Eingeführt wird mit nassem Klebstoff. Also nicht erst antrocknen lassen sondern zügig einführen.
Minicombi
Bei neuwertigen Reifen, bei denen sich eine De- und Remontage noch lohnt würde ich die Pilze mit Namen „Minicombi“ von TIPTOP verwenden. Selbst wenn schon ein Propfen verwendet wurde kann man den -nach der Reifendemontage - von innen rausziehen, grossflächig aufrauen und dann den Pilz verwenden.
Dieser Pilz wird bei demontiertem Reifen von innen durchgezogen, mit "Gummilösung" verklebt und ist auch für ZR Reifen als dauerhafte(!) Reparatur zulässig. Die Profis pressen das Ding beim Kleben mit einer Schraubzwinge an die Reifeninnenseite. Es gibt 3 Grössen wobei der gezeigte Pilz etwa 20mm Durchmeser hat.
Die Dinger haben mehrere Vorteile: Sie füllen das Loch auf UND verschliessen die Reifendecke von innen grossflächig UND werden vom Reifen(luft)druck gegen die Aussenwand gepresst.
Bei PIT-STOP konnte ich die Dinger einzeln erwerben.
Die Bedingungen der StVZO sind erfüllt
Bundesrepublik Deutschland § 36 der StVZO:
Richtlinien, veröffentlicht im „Verkehrsblatt“ , Heft 5 - 2001, amtlicher Teil, Seite 91.
1) „Die Beurteilung von Reifenschäden an Luftreifen“ und
2) „Die Instandsetzung von Luftreifen“,
5. Reifeninstandsetzung Die Reifeninstandsetzung muss fachgerecht durchgeführt sein.
5.1 Warmvulkanisation Laufflächenverletzungen, die bis zum Reifenzwischenaufbau bzw.

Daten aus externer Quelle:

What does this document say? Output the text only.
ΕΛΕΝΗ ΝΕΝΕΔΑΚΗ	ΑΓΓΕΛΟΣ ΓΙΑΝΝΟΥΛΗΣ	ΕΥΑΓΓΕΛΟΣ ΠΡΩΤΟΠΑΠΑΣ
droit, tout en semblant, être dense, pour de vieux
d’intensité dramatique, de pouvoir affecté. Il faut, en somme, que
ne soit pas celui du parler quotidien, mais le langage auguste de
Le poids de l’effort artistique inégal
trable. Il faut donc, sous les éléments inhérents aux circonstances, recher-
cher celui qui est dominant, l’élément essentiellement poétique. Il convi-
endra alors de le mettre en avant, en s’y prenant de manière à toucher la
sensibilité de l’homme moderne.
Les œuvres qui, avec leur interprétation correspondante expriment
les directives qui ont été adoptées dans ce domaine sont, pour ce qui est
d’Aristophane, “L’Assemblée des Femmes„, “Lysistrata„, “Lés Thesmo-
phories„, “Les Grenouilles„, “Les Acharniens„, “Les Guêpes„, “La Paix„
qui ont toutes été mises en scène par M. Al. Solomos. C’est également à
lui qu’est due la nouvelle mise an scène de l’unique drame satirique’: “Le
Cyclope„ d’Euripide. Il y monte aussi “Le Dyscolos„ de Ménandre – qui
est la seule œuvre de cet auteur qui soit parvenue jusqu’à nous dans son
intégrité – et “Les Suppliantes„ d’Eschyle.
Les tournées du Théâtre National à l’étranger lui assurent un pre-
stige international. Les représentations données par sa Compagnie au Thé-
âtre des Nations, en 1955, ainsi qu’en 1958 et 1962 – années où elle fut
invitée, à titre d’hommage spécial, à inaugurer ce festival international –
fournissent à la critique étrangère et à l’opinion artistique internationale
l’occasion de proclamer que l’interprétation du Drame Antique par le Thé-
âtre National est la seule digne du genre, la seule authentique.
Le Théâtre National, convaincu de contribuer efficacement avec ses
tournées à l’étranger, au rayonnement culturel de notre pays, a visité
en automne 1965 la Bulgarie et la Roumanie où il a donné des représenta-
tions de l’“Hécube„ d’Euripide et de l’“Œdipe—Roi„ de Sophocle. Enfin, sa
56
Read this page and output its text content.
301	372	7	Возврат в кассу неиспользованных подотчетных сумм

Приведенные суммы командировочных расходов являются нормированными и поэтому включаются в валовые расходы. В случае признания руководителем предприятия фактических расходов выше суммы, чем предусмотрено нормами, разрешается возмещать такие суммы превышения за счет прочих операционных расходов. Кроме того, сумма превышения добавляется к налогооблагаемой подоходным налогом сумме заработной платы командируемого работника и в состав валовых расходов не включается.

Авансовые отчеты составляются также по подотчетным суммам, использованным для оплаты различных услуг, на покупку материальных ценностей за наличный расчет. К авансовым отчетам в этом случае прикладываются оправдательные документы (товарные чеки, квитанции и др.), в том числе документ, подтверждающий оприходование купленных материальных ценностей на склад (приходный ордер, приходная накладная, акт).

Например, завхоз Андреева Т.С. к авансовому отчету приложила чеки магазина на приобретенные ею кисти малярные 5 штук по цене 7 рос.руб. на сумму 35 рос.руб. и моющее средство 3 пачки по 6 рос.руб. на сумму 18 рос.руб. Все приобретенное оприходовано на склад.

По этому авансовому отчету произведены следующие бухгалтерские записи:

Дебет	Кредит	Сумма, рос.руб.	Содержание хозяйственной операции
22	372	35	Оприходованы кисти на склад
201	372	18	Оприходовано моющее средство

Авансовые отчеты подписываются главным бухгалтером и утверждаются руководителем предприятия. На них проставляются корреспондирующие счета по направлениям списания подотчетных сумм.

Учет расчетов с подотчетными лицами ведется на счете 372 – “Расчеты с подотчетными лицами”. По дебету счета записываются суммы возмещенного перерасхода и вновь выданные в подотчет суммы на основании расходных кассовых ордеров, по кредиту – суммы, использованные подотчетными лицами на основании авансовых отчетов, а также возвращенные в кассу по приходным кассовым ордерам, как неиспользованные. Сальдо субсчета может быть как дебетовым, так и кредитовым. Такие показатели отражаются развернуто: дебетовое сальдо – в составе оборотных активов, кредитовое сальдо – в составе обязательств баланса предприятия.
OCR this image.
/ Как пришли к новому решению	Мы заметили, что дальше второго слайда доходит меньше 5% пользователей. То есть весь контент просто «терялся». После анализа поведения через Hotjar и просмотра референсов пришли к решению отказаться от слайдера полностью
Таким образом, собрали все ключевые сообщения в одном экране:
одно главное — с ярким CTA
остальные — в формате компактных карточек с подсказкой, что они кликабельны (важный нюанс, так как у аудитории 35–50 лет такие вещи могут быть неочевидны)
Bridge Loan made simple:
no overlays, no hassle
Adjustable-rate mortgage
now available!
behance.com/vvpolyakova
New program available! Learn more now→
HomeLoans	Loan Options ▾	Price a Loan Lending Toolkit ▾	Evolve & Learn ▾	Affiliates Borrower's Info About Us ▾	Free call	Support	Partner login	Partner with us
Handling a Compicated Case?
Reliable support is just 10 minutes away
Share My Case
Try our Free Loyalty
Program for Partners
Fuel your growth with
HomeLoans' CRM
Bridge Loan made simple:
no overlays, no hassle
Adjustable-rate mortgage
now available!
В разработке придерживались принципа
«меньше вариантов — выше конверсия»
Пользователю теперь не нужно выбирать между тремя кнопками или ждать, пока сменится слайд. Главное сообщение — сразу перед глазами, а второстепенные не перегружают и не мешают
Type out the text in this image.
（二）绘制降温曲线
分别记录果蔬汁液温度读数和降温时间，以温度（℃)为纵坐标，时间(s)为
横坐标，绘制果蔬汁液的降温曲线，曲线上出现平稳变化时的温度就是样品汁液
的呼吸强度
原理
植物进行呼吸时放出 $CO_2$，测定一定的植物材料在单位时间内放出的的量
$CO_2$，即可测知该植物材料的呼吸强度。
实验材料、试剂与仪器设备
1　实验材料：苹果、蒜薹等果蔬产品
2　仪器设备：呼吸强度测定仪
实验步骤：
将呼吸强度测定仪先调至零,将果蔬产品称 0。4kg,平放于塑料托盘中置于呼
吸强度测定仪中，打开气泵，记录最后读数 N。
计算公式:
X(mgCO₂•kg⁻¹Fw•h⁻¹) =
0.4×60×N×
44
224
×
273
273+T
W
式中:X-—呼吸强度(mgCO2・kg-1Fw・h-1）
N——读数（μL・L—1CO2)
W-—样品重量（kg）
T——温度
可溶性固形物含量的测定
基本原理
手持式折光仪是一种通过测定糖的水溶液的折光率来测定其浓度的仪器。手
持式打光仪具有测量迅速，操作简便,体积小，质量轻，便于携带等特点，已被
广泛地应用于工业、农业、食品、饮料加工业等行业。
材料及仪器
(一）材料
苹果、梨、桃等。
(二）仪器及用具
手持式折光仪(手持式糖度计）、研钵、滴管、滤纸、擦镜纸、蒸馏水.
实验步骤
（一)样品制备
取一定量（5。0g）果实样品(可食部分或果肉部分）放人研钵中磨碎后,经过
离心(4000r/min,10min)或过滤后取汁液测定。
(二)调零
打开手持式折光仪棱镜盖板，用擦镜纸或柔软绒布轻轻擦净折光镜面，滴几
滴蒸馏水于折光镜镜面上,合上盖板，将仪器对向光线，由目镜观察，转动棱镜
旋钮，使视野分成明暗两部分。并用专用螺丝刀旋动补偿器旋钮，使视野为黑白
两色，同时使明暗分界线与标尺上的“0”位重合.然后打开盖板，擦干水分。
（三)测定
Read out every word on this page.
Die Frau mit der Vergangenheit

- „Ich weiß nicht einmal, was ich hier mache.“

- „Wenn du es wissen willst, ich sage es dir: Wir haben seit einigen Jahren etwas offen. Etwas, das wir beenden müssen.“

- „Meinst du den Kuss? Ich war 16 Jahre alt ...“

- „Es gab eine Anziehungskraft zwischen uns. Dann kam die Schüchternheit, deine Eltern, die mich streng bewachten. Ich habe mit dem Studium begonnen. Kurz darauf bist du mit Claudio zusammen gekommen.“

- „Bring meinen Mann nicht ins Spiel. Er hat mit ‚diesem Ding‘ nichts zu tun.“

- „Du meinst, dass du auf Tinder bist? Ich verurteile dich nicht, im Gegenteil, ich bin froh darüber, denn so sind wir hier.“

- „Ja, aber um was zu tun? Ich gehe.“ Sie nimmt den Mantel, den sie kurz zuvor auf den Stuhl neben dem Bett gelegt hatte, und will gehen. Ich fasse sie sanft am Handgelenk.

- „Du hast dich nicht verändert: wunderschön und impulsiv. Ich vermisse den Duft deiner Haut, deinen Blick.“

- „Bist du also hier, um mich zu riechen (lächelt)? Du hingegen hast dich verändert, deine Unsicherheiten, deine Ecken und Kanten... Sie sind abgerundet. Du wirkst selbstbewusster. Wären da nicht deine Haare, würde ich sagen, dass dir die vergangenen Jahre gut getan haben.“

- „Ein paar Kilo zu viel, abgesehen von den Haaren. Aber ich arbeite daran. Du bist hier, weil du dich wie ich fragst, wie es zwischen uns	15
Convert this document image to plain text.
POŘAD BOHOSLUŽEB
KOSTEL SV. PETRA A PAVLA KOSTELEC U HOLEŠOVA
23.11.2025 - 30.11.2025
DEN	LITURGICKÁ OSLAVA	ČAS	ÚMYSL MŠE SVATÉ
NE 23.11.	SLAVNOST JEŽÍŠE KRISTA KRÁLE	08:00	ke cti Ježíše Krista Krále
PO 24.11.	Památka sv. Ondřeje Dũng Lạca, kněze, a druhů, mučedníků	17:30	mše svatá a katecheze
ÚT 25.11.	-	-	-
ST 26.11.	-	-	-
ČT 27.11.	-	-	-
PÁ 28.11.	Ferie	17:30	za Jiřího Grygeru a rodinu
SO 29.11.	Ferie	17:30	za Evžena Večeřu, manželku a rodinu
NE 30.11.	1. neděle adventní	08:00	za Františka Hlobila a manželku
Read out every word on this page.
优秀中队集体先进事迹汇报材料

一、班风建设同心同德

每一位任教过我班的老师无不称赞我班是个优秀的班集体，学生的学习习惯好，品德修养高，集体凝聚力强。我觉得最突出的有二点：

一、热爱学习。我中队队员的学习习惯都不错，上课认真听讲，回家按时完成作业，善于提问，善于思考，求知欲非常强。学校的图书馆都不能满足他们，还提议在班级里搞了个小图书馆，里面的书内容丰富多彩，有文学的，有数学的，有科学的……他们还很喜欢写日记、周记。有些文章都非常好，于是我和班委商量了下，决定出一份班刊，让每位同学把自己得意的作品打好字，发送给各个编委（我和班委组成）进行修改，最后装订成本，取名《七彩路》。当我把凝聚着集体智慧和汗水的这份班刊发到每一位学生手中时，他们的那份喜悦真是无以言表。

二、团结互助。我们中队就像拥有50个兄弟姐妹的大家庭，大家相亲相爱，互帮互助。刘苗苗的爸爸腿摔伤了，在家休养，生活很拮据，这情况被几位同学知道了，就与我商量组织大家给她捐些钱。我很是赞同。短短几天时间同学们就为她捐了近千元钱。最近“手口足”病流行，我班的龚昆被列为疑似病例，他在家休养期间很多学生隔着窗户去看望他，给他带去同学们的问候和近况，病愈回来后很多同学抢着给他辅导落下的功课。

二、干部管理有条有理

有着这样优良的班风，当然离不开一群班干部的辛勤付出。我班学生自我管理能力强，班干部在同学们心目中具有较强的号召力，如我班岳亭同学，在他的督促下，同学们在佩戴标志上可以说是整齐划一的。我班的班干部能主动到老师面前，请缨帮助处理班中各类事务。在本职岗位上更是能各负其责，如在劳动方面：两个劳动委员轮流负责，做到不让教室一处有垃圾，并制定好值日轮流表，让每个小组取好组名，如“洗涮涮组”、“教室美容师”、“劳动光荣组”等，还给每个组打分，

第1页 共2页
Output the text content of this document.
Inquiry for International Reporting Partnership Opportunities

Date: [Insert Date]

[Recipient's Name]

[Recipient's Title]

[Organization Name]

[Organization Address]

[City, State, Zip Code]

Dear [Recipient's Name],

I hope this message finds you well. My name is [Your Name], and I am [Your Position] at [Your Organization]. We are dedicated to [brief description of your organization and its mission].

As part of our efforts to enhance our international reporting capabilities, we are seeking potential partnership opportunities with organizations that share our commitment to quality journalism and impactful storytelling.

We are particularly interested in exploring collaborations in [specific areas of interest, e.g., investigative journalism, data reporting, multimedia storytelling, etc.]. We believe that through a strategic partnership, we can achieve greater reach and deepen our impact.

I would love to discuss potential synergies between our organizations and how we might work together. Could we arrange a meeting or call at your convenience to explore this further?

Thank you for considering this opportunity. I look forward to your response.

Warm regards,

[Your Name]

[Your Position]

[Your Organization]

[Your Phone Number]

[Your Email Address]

Gürtel reichen oder hindurch gehen, sowie Schäden an den Seitenwänden müssen durch Warmvulkanisation instand gesetzt sein.
5.2 Kaltvulkanisation Eine Instandsetzung durch Kaltvulkanisation ist nur bei Stichverletzungen im Bereich der Lauffläche und nur bis 6 mm Schadensausdehnung an der Reifeninnenseite gemessen zulässig. Dabei muss der Stichkanal ausgefüllt und die Verletzung an der Innenseite mittels Deckenpflaster verschlossen sein.
5.2.2. Nagelstichverletzungen an schlauchlosen PKW-Diagonalreifen dürfen auch durch einvulkanisierte Gummipfropfen im montierten Zustand des Reifens instand gesetzt sein.
5.3 Das Einlegen eines Schlauches ohne Behebung des Schadens ist nicht zulässig.
5.4 Abdichtungen mittels Pannenspray sind nur als Notbehelf anzusehen.